Maria wept as she shared the story of Mary and Joseph when they sought a place to stay in the city of Bethlehem. They had found no room at the inn. Maria shared the tradition of Posada in which the parents of Jesus looked for someone who would offer them hospitality and finding no one, they moved on to the next house also finding no welcome. Her voice was raw with emotion as she shared that Jesus–the one who dwelt within real people continued to seek hospitality in a world that offered him no welcome.

I wondered why this story brought up so much emotion in my friend. I didn’t ask, we had a hard time talking with one another due to a language barrier. I spoke little Spanish, and she spoke little English. Nevertheless somehow the Lord knit our hearts together with a deep love. A few years later, there was an ICE raid in our rural town and I was supposed to meet with Maria’s daughter for discipleship. The two girls in the group had frightened looks on their faces as Maria’s daughter explained that her mom was undocumented. We cried together and prayed. I ached inside as I witnessed the trauma experienced by my young friends.

From that moment on, Maria and her family were in my prayers. I often noticed a shadow of shame fall on her face. As Maria gained more English, we began to talk together about her immigration status. Often we gathered to pray together.

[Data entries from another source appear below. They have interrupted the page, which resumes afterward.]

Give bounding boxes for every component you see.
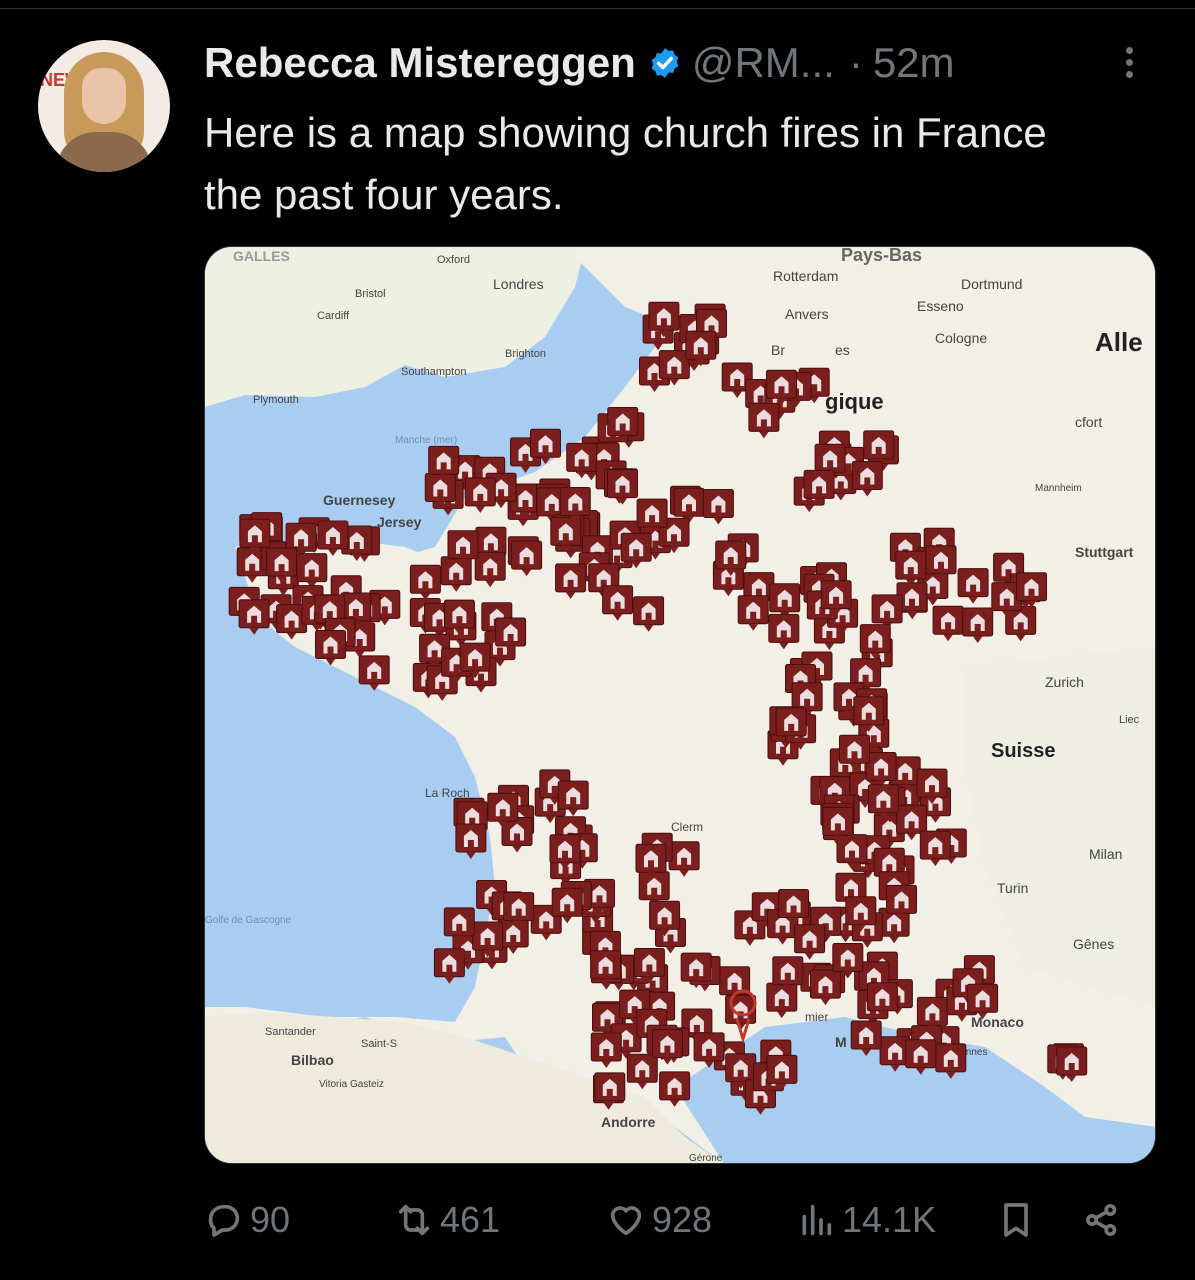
- map-label-saint: Saint-S: [361, 1038, 397, 1050]
- map-label-esseno: Esseno: [917, 298, 964, 314]
- tweet-header: Rebecca Mistereggen @RM... · 52m: [204, 38, 955, 88]
- map-label-cologne: Cologne: [935, 330, 987, 346]
- repost-icon: [398, 1204, 430, 1236]
- map-label-manche: Manche (mer): [395, 435, 457, 446]
- heart-icon: [610, 1206, 642, 1236]
- timestamp[interactable]: 52m: [873, 39, 955, 87]
- map-label-m: M: [835, 1034, 847, 1050]
- map-label-monaco: Monaco: [971, 1014, 1024, 1030]
- reply-icon: [208, 1204, 240, 1237]
- bookmark-button[interactable]: [996, 1190, 1042, 1250]
- separator-dot: ·: [848, 39, 863, 86]
- views-button[interactable]: 14.1K: [796, 1190, 936, 1250]
- verified-badge-icon[interactable]: [648, 46, 682, 80]
- map-label-turin: Turin: [997, 880, 1028, 896]
- map-label-cardiff: Cardiff: [317, 310, 350, 322]
- avatar-face: [82, 68, 126, 124]
- top-divider: [0, 8, 1195, 9]
- map-label-londres: Londres: [493, 276, 544, 292]
- avatar[interactable]: NEW: [38, 40, 170, 172]
- map-label-guernesey: Guernesey: [323, 492, 396, 508]
- map-label-dortmund: Dortmund: [961, 276, 1022, 292]
- map-label-paysbas: Pays-Bas: [841, 247, 922, 265]
- views-count: 14.1K: [842, 1199, 937, 1240]
- map-label-bruxelles2: es: [835, 342, 850, 358]
- map-label-southampton: Southampton: [401, 366, 466, 378]
- map-label-rotterdam: Rotterdam: [773, 268, 838, 284]
- reply-button[interactable]: 90: [204, 1190, 290, 1250]
- like-count: 928: [652, 1199, 713, 1240]
- bookmark-icon: [1004, 1203, 1028, 1237]
- map-label-genes: Gênes: [1073, 936, 1114, 952]
- map-label-plymouth: Plymouth: [253, 394, 299, 406]
- map-label-golfe: Golfe de Gascogne: [205, 915, 292, 926]
- repost-button[interactable]: 461: [394, 1190, 500, 1250]
- tweet-text: Here is a map showing church fires in Fr…: [204, 109, 1047, 218]
- map-label-francfort: cfort: [1075, 414, 1102, 430]
- map-label-mier: mier: [805, 1010, 828, 1024]
- map-label-gerone: Gérone: [689, 1153, 723, 1164]
- map-label-mannheim: Mannheim: [1035, 483, 1082, 494]
- tweet-media-map[interactable]: GALLES Oxford Londres Bristol Cardiff Br…: [204, 246, 1156, 1164]
- share-button[interactable]: [1082, 1190, 1128, 1250]
- map-label-alle: Alle: [1095, 327, 1143, 357]
- map-label-suisse: Suisse: [991, 740, 1055, 762]
- map-label-andorre: Andorre: [601, 1114, 656, 1130]
- map-label-clerm: Clerm: [671, 820, 703, 834]
- like-button[interactable]: 928: [606, 1190, 712, 1250]
- map-label-zurich: Zurich: [1045, 674, 1084, 690]
- repost-count: 461: [440, 1199, 501, 1240]
- map-label-oxford: Oxford: [437, 254, 470, 266]
- map-label-jersey: Jersey: [377, 514, 422, 530]
- map-label-galles: GALLES: [233, 248, 290, 264]
- map-image: GALLES Oxford Londres Bristol Cardiff Br…: [205, 247, 1155, 1164]
- map-label-stuttgart: Stuttgart: [1075, 544, 1134, 560]
- map-label-bruxelles: Br: [771, 342, 785, 358]
- map-label-vitoria: Vitoria Gasteiz: [319, 1079, 384, 1090]
- tweet-actions: 90 461 928 14.1K: [0, 1190, 1195, 1250]
- map-label-brighton: Brighton: [505, 348, 546, 360]
- map-label-belgique: gique: [825, 389, 884, 414]
- map-label-lie: Liec: [1119, 714, 1140, 726]
- author-name[interactable]: Rebecca Mistereggen: [204, 39, 636, 87]
- more-options-icon[interactable]: [1114, 42, 1144, 86]
- reply-count: 90: [250, 1199, 291, 1240]
- map-label-santander: Santander: [265, 1026, 316, 1038]
- map-label-anvers: Anvers: [785, 306, 829, 322]
- map-label-bristol: Bristol: [355, 288, 386, 300]
- author-handle[interactable]: @RM...: [692, 39, 835, 87]
- views-chart-icon: [802, 1204, 832, 1236]
- map-label-bilbao: Bilbao: [291, 1052, 334, 1068]
- map-label-milan: Milan: [1089, 846, 1122, 862]
- share-icon: [1086, 1204, 1117, 1236]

In 2016-18 our little church walked with Maria and her family as she applied for her permanent residence visa. Jose had received his visa during the amnesty of 1986 and become a citizen. Their children were each US born citizens who had lived here all of their lives. My friend began the visa process near the end of the Obama administration. The urgency and anxiety had heightened during the campaign and subsequent election of President Trump.

Maria and Jose are hard working, people of deep faith and impeccable character. They attended church regularly, gave of their time and resources and were the first to help others in need of food or hospitality. I cringed and ached when our President called them criminals. How could he say such things?

During critical moments of Maria’s immigration process, we would meet for prayer. The children often shared their fears of losing their mom if she were deported. Maria needed a difficult to obtain hardship wavier and she needed to process her application at the consulate in Mexico. We prayed, and prayed and prayed for that wavier.

One evening during our small group meeting, Maria and I were in the kitchen alone and I asked her how things were going. Tears welled up in her eyes and she shared her fear with me. I said, “when this is over, we’re having a party to celebrate.” As the rest of the members gathered around the table, Maria shared more about her fears. We prayed together and one of our members received a word from the Lord. She said, I don’t understand, I keep getting the word “party”. Maria and I burst out laughing and shared that we had talked about having a party when she had received her visa. The Lord was reassuring Maria that her visa would come and that we would indeed have that party.

We did have a party, Maria did receive her permanent resident visa. It was more like a worship service as we joyfully praised God for his work on our sister’s behalf. We had witnessed a miracle of justice. 

The Lord watches over the foreigner and sustains the fatherless and the widow but he frustrates the ways of the wicked. Psalm 146:9

2 thoughts on “Solidarity and Prayer: One Story”

  1. Great story, wonderful that God protected Maria and her family. How it should be for all. However, good scholarship has revealed that Jesus was born in a home surrounded by loving family members; it may have even been Joseph’s home. The word translated “inn” should be “guest room”…the House was filled with guests. The mangers were on the edge of the main room, since the animals had their dwelling just inside the front door.